Na dicção do artigo 13 da Lei de Arbitragem (Lei 9.307/1996), árbitro é a pessoa física indicada pelas partes para conhecer e julgar um litígio que tenha por objeto direito disponível. Observe-se que o próprio texto legal impõe ao árbitro o dever de proceder com imparcialidade, independência, competência, diligência e distinção (artigo 13, parágrafo 6º).
Carlos Alberto Carmona enfatiza que a mais importante qualidade que se exige do árbitro é a imparcialidade — vale dizer, a equidistância que o julgador deve manter em relação aos contendores (Arbitragem e processo, 3ª ed., São Paulo, Atlas, 2009, p. 239).
As partes têm, geralmente, a mais ampla liberdade de escolher um árbitro de sua confiança. Contudo, o árbitro “da parte” jamais pode se deixar envolver com os interesses daquele litigante que o indicou, devendo se comportar com independência durante toda a tramitação do procedimento arbitral.

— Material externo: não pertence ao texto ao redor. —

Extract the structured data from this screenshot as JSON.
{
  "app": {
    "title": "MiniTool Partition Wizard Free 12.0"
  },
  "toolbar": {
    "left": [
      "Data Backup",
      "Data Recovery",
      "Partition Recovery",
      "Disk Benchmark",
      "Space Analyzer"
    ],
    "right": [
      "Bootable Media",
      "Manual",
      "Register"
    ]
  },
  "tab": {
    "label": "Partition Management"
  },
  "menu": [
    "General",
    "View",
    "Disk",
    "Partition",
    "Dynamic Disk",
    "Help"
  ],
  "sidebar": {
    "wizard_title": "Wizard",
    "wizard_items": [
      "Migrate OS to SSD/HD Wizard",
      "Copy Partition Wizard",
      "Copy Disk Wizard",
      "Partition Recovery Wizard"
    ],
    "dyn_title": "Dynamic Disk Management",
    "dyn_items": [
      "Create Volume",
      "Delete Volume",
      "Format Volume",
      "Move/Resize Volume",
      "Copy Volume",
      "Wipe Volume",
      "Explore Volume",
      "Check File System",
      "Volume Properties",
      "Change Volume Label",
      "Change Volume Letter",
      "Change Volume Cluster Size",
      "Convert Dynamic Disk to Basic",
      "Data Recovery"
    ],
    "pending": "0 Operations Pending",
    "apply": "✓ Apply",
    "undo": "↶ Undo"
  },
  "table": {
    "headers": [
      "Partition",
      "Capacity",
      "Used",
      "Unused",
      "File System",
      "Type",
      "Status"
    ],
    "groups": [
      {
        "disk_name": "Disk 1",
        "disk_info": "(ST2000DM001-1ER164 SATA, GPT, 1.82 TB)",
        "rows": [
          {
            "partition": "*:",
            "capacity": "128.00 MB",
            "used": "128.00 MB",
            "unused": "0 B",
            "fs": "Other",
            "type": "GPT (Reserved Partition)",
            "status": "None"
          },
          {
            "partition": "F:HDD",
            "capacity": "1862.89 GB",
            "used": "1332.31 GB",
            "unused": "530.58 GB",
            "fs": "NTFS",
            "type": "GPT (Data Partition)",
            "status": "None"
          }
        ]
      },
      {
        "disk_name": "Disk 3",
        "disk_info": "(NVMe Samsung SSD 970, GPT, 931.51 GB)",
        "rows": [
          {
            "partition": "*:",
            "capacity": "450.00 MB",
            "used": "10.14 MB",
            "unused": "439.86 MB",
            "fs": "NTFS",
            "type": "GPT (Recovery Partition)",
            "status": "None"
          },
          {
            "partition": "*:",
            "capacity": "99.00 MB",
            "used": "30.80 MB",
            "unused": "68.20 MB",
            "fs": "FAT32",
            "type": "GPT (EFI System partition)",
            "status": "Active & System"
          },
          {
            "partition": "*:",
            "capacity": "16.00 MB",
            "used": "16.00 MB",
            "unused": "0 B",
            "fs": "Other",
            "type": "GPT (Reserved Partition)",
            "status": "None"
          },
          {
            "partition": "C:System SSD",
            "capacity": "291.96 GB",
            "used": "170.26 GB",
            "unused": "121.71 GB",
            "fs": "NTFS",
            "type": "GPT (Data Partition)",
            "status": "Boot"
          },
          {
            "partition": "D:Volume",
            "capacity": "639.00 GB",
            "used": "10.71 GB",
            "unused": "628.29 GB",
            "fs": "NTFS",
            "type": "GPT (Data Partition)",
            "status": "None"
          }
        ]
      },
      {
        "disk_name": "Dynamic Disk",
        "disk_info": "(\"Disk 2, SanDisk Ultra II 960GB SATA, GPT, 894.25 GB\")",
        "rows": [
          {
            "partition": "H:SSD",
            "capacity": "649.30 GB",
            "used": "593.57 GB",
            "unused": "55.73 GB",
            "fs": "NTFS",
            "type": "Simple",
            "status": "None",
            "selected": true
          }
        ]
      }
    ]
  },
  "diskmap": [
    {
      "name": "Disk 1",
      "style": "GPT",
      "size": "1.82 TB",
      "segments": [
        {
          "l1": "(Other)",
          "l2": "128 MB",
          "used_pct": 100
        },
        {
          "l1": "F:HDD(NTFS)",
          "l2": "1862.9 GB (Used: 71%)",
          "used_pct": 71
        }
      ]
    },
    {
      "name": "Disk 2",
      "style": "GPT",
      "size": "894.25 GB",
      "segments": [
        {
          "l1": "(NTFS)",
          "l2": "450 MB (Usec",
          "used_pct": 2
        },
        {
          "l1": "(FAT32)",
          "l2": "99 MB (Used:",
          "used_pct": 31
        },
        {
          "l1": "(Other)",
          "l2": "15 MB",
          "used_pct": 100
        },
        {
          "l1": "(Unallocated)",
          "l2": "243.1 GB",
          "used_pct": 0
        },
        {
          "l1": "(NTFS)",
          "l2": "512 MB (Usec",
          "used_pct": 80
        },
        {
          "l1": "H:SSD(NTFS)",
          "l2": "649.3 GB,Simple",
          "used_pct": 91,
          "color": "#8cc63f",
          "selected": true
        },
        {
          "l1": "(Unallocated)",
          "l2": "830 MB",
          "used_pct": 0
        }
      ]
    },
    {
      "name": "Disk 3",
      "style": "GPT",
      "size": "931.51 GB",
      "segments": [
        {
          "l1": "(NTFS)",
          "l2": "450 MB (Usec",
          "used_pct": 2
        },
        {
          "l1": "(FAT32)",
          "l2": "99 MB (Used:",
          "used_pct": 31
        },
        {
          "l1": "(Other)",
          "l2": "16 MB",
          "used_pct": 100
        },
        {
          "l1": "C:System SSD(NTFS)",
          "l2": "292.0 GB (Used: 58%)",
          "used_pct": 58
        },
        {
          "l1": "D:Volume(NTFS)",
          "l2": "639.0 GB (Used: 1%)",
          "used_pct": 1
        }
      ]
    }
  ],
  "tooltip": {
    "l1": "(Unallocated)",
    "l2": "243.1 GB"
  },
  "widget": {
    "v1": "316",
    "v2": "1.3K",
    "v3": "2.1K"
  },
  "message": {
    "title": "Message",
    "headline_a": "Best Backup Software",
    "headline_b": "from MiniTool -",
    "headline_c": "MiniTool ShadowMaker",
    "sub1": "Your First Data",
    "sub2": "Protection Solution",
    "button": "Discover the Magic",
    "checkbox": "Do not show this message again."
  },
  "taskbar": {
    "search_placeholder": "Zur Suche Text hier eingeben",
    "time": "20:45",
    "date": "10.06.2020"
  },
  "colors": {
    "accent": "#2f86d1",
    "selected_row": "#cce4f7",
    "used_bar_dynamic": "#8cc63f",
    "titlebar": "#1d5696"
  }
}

Seja como for, resulta evidente que a escolha unilateral de um respectivo árbitro para a composição do painel, “confere às partes — de forma certa ou equivocada — a sensação de que elas detêm o controle da arbitragem”, circunstância que diferencia esse modo de resolução de conflitos da jurisdição estatal (cf., nesse sentido, Alexis Mourre, Are Unilateral Appointments Defensible? On Jan Paulsson’s Moral Hazard in International Arbitration, Kluwer Arbitration Blog, 5-10-2010; Hans Smit, The Pernicious Institution of the Party-appointed Arbitrator, Vale Columbia Center - Columbia University, n. 33, 2010).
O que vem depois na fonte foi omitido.